This paper investigates Support Vector Regression (SVR) within the framework of the Risk Quadrangle (RQ) theory. Every RQ includes four stochastic functionals -- error, regret, risk, and \emph{deviation}, bound together by a so-called statistic. The RQ framework unifies stochastic optimization, risk management, and statistical estimation. Within this framework, both $\varepsilon$-SVR and $\nu$-SVR are shown to reduce to the minimization of the \emph{Vapnik error} and the Conditional Value-at-Risk (CVaR) norm, respectively. The Vapnik error and CVaR norm define quadrangles with a statistic equal to the average of two symmetric quantiles. Therefore, RQ theory implies that $\varepsilon$-SVR and $\nu$-SVR are asymptotically unbiased estimators of the average of two symmetric conditional quantiles. Moreover, the equivalence between $\varepsilon$-SVR and $\nu$-SVR is demonstrated in a general stochastic setting. Additionally, SVR is formulated as a deviation minimization problem. Another implication of the RQ theory is the formulation of $\nu$-SVR as a Distributionally Robust Regression (DRR) problem. Finally, an alternative dual formulation of SVR within the RQ framework is derived. Theoretical results are validated with a case study.

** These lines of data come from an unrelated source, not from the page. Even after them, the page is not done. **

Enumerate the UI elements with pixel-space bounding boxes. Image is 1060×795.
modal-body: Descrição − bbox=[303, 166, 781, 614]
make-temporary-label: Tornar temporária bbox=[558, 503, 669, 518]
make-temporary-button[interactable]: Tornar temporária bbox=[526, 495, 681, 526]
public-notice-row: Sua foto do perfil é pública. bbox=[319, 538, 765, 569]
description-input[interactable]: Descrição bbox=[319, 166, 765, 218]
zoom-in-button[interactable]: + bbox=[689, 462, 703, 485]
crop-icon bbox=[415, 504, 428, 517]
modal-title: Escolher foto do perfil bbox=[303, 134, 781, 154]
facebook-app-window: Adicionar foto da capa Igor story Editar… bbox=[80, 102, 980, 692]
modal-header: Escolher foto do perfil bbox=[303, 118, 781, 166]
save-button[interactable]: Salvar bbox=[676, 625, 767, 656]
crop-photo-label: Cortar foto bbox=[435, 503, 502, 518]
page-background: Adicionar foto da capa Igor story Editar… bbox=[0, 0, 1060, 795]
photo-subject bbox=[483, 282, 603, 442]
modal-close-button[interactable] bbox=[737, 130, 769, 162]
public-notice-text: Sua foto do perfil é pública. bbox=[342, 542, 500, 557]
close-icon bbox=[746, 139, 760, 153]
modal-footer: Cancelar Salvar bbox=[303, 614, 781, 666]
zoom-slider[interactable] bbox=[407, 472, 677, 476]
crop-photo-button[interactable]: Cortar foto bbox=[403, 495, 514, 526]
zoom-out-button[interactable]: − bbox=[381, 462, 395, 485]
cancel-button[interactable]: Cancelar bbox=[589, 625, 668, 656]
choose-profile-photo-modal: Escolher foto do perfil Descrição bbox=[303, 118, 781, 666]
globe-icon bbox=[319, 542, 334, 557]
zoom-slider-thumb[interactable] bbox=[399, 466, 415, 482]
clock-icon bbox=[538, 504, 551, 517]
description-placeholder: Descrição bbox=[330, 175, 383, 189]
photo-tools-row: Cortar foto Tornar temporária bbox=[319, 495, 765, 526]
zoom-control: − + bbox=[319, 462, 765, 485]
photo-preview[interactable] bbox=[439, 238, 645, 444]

翻译：本文在风险四边形理论框架下研究支持向量回归。每个风险四边形包含四个随机泛函——误差、遗憾、风险和偏差，它们通过所谓的统计量相互关联。风险四边形框架统一了随机优化、风险管理和统计估计。在此框架下，ε-支持向量回归和ν-支持向量回归分别被证明可简化为Vapnik误差和条件风险价值范数的最小化问题。Vapnik误差与条件风险价值范数所定义的四边形具有等于两个对称分位数平均值的统计量。因此，风险四边形理论表明ε-支持向量回归和ν-支持向量回归是两个对称条件分位数平均值的渐近无偏估计量。此外，在一般随机设定下证明了ε-支持向量回归与ν-支持向量回归的等价性。本文还将支持向量回归表述为偏差最小化问题。风险四边形理论的另一推论是将ν-支持向量回归构建为分布鲁棒回归问题。最后，推导出风险四边形框架下支持向量回归的替代对偶形式。通过案例研究验证了理论结果。